Introduction:
In chronic kidney disease, sarcopenia develops through mechanisms distinct from age-related primary sarcopenia. Hormonal imbalances, such as vitamin D deficiency, play a key role in this process. This study explores the impact of cholecalciferol supplementation on sarcopenia in both vitamin D deficient and sufficient CKD patients, comparing outcomes in those undergoing dialysis and those who are not.
Methods:
This 3 month prospective nonrandomized interventional study included patients of CKD5D and CKD5ND of age 18 to 60 years who were screened from nephrology OPD during September 2023 to august 2024. Bedridden patients, pregnant women, those having malignancies, HIV, active tuberculosis, chronic liver disease, endocrine disorders and and currently on vitamin D supplements were excluded. Data including Demographic profile, comorbidities, dialysis vintage, anthropometric measurement including BMI, mid-upper arm circumference (MUAC), triceps fat fold (TFF) thickness, mid-arm muscle circumference (MAMC) were collected. various hormonal fasting profile was sent(iPTH ,vitamin D3,LH, FSH,cortisol,prolactin,testosterone,IGF-1).AWGS 2019 criteria was used to diagnose Sarcopenia as both Handgrip strength (by dynamometer) was <28 kg for men and <18 kg for women along with appendicular skeletal muscle index <7.0 kg/m² for men and <5.7 kg/m² for women (calculated by Fresenius body composition monitor). ASMI was calculated by the following equation:ASM (kg)= -1.838 +0.395 x total body water(L) + 0.105 x body weight (kg) +1.231 x male sex - 0.026 x age (years). ASM/m2= ASMI.

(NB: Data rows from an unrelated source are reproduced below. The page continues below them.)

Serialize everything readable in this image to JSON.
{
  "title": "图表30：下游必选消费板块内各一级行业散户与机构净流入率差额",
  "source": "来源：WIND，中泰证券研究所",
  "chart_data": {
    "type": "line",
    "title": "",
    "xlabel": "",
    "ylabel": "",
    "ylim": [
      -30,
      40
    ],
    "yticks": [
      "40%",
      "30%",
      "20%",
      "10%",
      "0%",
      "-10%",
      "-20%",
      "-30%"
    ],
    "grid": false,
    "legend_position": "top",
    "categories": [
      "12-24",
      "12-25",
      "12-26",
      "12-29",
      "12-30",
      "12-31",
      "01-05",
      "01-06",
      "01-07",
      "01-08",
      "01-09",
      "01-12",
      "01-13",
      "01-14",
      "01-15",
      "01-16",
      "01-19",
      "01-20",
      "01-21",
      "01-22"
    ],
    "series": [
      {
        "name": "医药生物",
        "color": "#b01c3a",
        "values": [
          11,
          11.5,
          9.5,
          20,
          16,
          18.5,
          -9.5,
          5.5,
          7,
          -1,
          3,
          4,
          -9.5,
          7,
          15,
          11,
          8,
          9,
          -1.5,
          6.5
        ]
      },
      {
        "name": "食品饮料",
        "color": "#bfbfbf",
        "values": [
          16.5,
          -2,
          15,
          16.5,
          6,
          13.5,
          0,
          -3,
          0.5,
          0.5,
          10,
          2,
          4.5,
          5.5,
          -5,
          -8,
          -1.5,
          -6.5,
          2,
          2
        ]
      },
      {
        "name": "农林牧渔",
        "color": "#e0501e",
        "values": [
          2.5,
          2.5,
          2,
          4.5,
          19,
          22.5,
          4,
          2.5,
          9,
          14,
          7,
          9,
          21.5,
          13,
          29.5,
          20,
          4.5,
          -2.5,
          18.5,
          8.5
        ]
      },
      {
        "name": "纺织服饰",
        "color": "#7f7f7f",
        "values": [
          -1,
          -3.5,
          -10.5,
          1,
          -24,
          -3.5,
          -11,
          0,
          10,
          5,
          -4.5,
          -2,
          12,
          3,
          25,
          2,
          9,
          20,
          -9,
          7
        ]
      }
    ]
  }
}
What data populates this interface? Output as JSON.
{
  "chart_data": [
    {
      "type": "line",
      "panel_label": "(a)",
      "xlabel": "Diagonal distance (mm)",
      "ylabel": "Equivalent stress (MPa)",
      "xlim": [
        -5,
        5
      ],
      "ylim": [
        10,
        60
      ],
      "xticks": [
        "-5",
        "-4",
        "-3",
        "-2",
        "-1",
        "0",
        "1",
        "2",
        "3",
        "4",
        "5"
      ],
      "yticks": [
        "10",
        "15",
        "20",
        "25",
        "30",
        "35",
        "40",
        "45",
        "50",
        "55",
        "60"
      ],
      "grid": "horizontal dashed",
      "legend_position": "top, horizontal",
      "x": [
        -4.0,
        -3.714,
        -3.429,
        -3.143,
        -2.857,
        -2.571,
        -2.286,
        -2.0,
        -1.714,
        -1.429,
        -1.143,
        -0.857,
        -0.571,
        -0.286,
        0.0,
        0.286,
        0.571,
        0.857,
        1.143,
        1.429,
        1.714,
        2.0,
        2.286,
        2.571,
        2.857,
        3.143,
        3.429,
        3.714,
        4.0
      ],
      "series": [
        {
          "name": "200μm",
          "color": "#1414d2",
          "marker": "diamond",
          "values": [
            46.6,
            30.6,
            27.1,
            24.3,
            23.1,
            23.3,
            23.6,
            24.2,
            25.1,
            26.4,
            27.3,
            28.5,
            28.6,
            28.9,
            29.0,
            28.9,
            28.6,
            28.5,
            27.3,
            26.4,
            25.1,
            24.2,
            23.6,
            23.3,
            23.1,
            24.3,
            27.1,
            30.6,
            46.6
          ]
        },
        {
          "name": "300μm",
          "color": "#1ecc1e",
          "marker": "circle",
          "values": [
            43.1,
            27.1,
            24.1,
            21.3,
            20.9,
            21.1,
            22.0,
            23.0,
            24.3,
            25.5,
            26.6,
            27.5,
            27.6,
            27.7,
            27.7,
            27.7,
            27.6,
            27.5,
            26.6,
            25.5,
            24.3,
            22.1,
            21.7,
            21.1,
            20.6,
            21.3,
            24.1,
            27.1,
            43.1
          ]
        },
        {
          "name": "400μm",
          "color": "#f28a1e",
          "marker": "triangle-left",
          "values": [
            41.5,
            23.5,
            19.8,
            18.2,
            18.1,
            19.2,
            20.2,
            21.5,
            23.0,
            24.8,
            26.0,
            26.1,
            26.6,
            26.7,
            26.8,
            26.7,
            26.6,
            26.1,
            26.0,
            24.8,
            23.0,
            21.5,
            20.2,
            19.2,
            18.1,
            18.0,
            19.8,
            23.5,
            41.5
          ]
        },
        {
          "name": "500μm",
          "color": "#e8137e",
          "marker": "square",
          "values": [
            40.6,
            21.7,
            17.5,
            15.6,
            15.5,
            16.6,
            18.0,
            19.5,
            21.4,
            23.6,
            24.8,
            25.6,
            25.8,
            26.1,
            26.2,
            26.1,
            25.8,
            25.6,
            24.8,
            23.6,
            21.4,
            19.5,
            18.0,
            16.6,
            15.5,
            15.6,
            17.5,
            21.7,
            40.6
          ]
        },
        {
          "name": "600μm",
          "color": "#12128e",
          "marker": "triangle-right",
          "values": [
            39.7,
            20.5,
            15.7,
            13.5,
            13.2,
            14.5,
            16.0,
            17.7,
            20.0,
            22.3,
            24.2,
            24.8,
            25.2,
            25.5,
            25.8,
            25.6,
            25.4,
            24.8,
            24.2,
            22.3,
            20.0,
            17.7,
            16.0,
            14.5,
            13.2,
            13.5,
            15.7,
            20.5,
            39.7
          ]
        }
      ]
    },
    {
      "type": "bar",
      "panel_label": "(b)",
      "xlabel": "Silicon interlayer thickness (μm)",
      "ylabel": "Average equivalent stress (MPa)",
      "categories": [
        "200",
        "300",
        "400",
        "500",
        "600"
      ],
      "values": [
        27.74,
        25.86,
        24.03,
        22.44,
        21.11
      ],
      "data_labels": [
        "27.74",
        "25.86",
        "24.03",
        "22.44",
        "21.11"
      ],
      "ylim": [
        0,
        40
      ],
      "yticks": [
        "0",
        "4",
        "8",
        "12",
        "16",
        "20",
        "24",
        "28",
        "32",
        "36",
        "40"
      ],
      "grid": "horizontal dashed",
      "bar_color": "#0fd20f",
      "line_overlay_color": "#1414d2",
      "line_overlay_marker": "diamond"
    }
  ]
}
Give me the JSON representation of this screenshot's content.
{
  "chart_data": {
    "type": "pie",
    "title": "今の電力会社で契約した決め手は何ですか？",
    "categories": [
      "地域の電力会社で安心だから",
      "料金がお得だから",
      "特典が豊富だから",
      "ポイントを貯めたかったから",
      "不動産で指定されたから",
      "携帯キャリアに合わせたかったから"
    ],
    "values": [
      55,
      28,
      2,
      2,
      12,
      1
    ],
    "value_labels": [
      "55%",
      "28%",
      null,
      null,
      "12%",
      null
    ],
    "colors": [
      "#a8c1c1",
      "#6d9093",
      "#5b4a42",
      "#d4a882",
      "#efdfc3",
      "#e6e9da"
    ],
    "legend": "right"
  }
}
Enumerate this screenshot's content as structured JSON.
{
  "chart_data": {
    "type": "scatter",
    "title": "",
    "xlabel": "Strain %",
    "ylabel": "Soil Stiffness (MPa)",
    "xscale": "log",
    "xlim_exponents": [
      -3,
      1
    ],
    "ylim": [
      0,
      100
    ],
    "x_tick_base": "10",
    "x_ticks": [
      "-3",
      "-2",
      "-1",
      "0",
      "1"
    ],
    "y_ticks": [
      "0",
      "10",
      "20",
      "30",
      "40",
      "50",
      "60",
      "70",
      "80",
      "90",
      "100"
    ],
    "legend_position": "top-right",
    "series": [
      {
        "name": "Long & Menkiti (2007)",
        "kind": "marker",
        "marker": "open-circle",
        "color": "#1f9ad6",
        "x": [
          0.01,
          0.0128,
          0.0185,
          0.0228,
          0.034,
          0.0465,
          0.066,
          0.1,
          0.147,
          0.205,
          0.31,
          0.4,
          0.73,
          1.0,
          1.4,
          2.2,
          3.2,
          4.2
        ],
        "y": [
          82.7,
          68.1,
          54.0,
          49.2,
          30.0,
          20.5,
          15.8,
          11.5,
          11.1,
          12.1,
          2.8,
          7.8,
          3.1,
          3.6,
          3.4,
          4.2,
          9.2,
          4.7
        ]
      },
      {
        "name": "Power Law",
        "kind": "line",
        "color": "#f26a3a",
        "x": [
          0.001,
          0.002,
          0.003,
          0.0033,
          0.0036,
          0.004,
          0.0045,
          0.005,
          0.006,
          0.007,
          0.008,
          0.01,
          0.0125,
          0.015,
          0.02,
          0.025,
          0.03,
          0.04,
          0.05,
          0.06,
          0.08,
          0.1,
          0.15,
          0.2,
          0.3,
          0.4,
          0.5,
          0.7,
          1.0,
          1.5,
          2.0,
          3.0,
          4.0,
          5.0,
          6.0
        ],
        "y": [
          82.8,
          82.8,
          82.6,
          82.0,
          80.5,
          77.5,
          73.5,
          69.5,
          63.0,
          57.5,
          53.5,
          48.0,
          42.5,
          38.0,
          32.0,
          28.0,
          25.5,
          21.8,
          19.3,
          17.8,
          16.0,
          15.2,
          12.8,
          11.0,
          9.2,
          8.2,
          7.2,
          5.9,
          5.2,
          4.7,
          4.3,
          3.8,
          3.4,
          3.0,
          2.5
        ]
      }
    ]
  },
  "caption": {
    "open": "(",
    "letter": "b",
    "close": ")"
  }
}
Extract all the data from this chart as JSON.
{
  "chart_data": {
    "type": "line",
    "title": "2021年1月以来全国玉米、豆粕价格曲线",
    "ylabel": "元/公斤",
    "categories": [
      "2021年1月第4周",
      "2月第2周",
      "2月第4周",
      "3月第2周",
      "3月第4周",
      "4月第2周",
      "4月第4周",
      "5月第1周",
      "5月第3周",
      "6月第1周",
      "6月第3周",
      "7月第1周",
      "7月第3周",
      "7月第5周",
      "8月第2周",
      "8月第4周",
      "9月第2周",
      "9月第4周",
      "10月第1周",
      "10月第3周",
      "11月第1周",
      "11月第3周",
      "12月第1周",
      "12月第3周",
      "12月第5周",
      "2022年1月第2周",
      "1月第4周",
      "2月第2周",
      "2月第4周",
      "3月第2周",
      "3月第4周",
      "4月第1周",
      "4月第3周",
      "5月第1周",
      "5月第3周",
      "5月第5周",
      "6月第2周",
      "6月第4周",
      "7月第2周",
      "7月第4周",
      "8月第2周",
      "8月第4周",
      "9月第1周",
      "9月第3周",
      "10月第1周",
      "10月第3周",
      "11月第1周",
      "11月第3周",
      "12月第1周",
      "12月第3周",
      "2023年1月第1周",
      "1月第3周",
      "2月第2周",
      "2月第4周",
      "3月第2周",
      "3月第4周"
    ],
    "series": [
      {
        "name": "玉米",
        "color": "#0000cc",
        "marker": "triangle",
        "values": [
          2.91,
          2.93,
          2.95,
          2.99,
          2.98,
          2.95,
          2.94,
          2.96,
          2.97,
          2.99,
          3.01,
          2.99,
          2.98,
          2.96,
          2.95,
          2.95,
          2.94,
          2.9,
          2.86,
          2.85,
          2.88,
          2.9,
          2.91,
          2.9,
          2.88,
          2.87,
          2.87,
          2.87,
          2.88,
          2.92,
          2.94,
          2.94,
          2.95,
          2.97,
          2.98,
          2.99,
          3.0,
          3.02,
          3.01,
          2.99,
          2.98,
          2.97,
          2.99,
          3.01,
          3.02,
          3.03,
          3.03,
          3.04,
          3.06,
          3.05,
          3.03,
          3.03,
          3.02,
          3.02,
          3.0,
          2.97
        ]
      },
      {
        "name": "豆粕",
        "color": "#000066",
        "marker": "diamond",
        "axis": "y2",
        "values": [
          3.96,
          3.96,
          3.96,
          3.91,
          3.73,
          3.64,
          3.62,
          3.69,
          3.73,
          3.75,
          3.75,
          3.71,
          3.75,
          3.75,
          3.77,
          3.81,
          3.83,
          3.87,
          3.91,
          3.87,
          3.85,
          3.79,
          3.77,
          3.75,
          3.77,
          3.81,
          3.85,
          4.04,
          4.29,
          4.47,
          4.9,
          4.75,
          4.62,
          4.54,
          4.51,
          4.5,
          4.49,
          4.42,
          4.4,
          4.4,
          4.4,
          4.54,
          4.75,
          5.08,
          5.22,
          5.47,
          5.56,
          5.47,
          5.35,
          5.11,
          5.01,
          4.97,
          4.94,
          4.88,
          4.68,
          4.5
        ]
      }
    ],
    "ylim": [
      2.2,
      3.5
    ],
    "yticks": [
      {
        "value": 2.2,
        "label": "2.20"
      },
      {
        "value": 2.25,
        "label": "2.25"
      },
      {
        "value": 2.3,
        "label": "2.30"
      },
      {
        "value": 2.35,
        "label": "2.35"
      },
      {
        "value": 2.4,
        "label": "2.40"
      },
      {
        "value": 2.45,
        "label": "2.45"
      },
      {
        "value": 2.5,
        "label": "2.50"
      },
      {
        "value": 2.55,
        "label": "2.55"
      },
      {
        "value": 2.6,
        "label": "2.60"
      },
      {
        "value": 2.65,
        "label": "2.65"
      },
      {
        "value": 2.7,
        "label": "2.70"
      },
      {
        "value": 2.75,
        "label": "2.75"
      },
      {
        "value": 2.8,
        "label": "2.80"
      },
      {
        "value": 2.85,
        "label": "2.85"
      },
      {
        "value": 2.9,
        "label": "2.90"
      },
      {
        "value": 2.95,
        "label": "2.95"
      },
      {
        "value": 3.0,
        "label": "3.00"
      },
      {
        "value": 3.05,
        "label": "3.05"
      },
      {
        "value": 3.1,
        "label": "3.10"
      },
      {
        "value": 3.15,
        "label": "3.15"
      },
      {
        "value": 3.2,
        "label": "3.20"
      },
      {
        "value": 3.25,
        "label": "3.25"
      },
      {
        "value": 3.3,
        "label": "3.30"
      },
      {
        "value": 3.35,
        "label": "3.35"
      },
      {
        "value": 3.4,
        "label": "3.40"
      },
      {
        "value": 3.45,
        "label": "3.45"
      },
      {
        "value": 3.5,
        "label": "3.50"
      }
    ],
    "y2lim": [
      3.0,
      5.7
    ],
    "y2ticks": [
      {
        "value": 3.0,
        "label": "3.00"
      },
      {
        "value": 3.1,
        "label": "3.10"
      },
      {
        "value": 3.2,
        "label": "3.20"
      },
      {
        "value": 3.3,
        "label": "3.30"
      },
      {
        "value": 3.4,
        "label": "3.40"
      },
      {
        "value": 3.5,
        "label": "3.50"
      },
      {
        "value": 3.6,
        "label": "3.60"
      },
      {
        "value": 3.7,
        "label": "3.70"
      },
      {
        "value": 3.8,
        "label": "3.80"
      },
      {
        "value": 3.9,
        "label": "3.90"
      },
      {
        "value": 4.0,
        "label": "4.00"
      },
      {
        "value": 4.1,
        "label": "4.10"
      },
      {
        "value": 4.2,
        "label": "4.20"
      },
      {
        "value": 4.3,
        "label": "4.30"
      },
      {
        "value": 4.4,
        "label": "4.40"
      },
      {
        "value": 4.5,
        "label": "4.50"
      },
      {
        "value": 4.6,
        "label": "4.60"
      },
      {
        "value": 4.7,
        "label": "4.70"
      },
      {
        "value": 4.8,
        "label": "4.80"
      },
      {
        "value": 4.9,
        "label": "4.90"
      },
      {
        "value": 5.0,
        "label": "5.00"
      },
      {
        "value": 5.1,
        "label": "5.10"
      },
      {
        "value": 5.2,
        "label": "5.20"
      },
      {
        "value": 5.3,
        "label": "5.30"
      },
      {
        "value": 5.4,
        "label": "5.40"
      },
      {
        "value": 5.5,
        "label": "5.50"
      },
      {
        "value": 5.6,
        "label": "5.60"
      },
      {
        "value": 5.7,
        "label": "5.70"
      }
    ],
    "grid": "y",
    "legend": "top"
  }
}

Sarcopenic ESRD patients with vitamin D (25(OH)D) levels deficient (<30 ng/ml) and sufficient(>30 ng/ml) were given cholecalciferol supplementation 60,000 IU weekly and fortnightly respectively for 12 weeks. At 3 months follow-up vitamin D, serum calcium levels, handgrip, ASMI and other anthropometric measures were checked and if toxicity (vitamin D >80 ng/ml and calcium >10.5 mg/dl they were excluded
Results:
300 CKD5D and CKD5ND patients were screened, out of which 103 were sarcopenic (59 CKD5D and 44 CKD5ND).They were divided in 4 groups as CKD5D – vitamin D deficient (group1) CKD5D sufficient (group2), CKD5ND deficient(group 3) and sufficient (group 4).At baseline in CKD5D and CKD5ND sarcopenic group, 69% and 70% respectively were males with mean age 42.2 years and 41.2 years. In CKD 5 D and CKD 5 ND 83% and 84% respectively were vitamin D deficient. They were supplemented with once weekly vitamin D for 12 weeks while those with sufficient vitamin D (group 2 and 4) were given fortnightly vitamin D supplementation for 12 weeks. After applying pair t test significant improvement in handgrip, ASMI, BMI, MUAC, TTF, MUMC vitamin D and calcium levels were seen in all the groups except in group 3, ASMI improvement was not significant as shown in the table below.
Conclusions:
In sarcopenic end stage renal disease patients after vitamin d supplementation irrespective of initial deficiency or sufficiency there is significant improvement in sarcopenic parameters (ASMI and handgrip). However, in CKD5D non-significant improvement in ASMI was seen. Similarly, vitamin d supplementation also significantly improves BMI, MUAC, TTF, MUMC parameters after three months. Long term effect (more than 6 months) of this supplementation is under trial. Based on this study, other deficient hormones can be planned for supplementation in future for sarcopenia improvement.
I have no potential conflict of interest to disclose.
I did not use generative AI and AI-assisted technologies in the writing process.